HalfComic and HalfTragic: Irony in PostWorld War II Literature

Authors

  • Konrad Swartz Eastern Mennonite University

DOI:

https://doi.org/10.18113/P8ne1259139

Abstract

In their 1982 January issue, Harper's Magazine published Paul Fussell's essay "My War: How I got irony in the infantry." Fussell served as a lieutenant in the American infantry during World War II and afterwards became an academic, eventually receiving widespread praise and literary awards for his 1975 study, The Great War and Modern Memory, investigating World War I and its force in altering aesthetics. Seven years later, Harper's published "My War," documenting Fussell's own shift in personal aesthetics as a result of his World War II experience. Fussell begins by disclosing a few responses from readers repulsed with his depiction of warfare. "Whenever I deliver [an] unhappy view of the war, especially when I try to pass it through a protective screen of irony, I hear from outraged readers" (40).
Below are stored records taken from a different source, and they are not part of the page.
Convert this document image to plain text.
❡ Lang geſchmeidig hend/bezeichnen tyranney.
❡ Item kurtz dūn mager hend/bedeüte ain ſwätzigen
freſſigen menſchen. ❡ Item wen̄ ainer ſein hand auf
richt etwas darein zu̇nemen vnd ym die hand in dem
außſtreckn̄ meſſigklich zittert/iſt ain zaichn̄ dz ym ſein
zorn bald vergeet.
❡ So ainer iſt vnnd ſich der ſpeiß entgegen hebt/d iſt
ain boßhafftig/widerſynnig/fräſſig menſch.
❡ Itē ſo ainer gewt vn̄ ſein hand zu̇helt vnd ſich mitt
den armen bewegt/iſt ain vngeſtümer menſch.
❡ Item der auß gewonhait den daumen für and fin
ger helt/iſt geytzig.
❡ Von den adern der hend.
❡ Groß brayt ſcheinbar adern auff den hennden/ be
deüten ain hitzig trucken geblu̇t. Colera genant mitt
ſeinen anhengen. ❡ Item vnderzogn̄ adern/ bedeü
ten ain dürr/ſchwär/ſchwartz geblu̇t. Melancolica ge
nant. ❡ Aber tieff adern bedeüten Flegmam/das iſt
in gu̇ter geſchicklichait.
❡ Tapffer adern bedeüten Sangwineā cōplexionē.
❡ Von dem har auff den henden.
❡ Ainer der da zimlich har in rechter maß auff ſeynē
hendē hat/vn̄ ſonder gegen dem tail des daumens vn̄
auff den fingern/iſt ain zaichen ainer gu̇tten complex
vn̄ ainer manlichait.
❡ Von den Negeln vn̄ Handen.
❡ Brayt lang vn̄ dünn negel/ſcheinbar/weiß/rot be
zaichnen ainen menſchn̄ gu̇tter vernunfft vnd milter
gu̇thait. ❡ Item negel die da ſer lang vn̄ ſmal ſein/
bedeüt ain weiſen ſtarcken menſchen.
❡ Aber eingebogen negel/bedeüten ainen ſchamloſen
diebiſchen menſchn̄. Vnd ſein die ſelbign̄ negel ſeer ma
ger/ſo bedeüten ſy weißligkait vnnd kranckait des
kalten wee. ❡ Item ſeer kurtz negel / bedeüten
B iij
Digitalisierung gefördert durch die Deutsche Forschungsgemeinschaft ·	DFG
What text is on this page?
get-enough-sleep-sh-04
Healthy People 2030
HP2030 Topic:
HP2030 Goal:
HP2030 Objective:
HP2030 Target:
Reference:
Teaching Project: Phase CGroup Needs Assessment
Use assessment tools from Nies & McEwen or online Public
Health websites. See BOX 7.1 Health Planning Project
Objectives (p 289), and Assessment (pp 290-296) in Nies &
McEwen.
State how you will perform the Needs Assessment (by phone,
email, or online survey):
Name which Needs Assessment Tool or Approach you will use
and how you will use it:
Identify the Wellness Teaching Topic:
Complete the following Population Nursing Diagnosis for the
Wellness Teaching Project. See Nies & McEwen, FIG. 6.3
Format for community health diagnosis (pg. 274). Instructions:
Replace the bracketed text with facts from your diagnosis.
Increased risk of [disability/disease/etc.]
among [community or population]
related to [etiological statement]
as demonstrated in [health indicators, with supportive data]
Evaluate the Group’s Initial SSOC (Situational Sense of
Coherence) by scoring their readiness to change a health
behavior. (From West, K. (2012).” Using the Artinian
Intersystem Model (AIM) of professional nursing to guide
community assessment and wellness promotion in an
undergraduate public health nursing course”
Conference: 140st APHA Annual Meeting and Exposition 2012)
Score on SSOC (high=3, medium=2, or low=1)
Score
Fussell admits to an emphasis of the "noisome materials" of the war in his treatments, the "corpses, maddened dogs, deserters and looters, pain, Auschwitz, weeping," and the list goes on. By refusing to ignore the cruelty and suffering of the war, and by rendering it ironic, Fussell has been labeled, "callous," his "black and monstrous" work revealing an "overwhelming deficiency in human compassion" (40).